On April 15, 1993, I was standing in line at the Bank of A&M in College Station, Texas, to transfer money from savings to checking to cover the check I was writing to the IRS later than afternoon.
Late that night, after packing the Mustang GT with 100 CDs, enough clothes for a one-week drive, and $5,000 in cash, I left for Canada to commit suicide. It wasn’t the IRS, although I have heard of the IRS driving people to death. Rather, it was sexuality—mine—which I couldn’t reconcile with my Mormon (mom) and Catholic (dad) upbringing. Thus, at the age of 38, I was going to choose suicide.
It’s a two-week story of how I wound up in San Diego, but I did…. And I stayed.
On May 26, 1994, I met Jim Frimmer at the Men’s Coming Out Support Group at the San Diego Center for Social Services. It was actually the gay and lesbian center, but even as recently as 1994 you couldn’t have a telephone number listed for anything “gay” or “lesbian.”
At that time I was working as a consultant in Detroit, Michigan. The company provided me with a free trip home once a month, and May 26, 1994, was my first trip home. We had dates on the 27, 28, and 29 before I had to go back to Detroit. After those three dates, we were pretty sure we were committed to each other.
In November 1995, after I had returned to San Diego permanently, we moved in together and commingled our finances and our lives—a common-law marriage, although not recognized as such since it was between two guys.
On July 31, 2004, we got domestic partnered (such an ugly term) when Domestic Partnership came to California.
Then, in May 2008, the California Supreme Court effectively made same-gender marriage legal in California with one of its rulings. Almost immediately, religious political extremists started gathering signatures for a voter referendum on “gay marriage” and succeeded in getting it on the November 2008 ballot. A week before the election, the polls weren’t looking good for same-gender marriage, so I asked Jim to marry me….

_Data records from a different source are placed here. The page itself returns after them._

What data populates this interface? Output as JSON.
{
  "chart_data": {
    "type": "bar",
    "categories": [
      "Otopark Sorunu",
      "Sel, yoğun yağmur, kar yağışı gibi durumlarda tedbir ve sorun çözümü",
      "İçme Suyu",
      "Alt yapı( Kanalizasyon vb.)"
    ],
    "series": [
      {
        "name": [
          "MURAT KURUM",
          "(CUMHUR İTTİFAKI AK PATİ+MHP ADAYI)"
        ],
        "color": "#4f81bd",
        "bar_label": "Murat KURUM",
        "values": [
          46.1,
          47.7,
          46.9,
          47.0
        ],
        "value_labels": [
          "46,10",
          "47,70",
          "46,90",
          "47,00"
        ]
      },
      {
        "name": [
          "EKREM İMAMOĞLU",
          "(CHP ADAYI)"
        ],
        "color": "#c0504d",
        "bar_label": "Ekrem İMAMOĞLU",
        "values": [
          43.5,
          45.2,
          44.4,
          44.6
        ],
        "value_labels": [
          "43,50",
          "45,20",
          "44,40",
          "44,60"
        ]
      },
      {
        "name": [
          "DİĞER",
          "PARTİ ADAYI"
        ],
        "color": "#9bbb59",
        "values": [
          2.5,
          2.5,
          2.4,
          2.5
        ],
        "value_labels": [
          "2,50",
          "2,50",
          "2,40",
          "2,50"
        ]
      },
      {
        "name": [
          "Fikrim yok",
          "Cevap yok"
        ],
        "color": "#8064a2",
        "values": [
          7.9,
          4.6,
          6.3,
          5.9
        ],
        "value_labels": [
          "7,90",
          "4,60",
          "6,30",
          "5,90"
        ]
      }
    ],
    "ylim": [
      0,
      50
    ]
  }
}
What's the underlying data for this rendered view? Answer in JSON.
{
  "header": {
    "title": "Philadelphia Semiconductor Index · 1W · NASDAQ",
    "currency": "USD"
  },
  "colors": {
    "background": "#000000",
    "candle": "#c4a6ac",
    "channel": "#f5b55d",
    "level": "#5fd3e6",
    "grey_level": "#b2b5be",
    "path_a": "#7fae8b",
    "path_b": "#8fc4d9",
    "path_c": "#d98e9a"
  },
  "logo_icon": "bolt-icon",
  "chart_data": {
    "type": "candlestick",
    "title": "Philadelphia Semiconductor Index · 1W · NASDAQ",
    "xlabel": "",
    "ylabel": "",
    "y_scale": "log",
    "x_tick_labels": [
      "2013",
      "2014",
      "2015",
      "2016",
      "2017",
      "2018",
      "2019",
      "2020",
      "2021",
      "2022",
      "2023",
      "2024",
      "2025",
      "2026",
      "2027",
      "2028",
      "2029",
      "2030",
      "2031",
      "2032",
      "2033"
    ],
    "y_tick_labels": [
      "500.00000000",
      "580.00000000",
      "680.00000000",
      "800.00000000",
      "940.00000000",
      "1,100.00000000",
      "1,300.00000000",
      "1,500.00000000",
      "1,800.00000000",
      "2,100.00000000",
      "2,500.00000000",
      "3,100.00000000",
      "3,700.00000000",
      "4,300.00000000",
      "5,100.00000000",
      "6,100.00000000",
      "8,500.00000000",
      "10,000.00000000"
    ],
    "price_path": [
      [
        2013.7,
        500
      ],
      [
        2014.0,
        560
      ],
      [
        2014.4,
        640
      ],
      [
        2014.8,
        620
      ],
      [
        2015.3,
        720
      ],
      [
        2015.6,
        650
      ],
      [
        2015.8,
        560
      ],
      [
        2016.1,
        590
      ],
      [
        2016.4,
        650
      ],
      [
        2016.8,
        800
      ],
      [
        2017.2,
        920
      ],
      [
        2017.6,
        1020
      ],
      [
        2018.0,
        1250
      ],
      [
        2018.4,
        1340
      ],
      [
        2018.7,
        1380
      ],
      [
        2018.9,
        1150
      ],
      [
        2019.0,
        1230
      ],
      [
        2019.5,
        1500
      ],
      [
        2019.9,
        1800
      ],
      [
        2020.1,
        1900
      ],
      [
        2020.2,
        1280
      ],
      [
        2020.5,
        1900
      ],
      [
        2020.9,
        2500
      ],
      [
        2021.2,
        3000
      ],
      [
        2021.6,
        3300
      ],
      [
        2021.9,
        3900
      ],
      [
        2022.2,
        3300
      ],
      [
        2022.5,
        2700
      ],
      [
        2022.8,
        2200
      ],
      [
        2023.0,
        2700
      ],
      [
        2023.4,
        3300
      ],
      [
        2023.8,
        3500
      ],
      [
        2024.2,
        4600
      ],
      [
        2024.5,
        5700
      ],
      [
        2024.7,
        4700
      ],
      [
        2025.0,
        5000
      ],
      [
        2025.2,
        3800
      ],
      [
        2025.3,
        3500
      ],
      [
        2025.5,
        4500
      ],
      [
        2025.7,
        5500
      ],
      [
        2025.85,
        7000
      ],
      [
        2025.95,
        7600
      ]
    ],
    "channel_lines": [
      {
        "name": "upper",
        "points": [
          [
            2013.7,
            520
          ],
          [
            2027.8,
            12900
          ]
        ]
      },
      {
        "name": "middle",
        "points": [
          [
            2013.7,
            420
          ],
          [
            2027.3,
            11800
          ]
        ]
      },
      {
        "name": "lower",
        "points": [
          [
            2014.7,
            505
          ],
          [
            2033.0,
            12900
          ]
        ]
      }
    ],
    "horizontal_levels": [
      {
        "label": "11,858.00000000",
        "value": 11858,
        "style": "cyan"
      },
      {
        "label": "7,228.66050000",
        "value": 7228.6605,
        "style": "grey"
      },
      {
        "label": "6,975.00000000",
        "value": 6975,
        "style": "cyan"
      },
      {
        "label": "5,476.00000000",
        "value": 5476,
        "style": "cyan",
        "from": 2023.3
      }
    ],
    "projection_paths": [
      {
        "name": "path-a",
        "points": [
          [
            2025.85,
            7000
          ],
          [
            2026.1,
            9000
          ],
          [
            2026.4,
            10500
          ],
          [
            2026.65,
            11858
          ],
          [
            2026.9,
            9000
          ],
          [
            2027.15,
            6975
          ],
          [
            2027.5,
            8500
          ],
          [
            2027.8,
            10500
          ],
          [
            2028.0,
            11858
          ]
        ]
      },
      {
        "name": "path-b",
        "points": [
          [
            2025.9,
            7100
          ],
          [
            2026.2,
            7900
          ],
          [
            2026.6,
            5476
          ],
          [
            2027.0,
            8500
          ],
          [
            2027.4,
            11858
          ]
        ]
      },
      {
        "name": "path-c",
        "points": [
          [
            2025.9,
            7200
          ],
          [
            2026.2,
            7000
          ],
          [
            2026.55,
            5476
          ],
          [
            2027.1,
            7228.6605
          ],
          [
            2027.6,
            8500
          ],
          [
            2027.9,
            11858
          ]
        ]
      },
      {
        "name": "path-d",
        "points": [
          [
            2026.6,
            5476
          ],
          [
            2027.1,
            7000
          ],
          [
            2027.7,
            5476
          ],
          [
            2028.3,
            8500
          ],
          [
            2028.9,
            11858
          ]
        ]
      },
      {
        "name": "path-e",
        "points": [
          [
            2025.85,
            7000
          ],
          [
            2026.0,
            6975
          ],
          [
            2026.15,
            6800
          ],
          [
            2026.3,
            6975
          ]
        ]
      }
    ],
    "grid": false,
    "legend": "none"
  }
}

….and on October 30, 2008….
WE GOT MARRIED!
(legally)
The referendum passed, which meant that same-gender couples could no longer marry in California. But what about the 17,000 same-gender couples who had married in California between May and November 2008? Well, in May 2009, the California Supreme Court ruled that since those same-gender couples had married legally, their marriages would remain legal.
Religious political extremists sued to have them declared null and void, but they lost. Since that time same-gender marriage has been taking the United States state by state, and it’s only a matter of time before all 50 states recognize the love between two people of the same gender.
So happy anniversary to Jim Frimmer. Thank you for being a significant part of my life for over twenty years.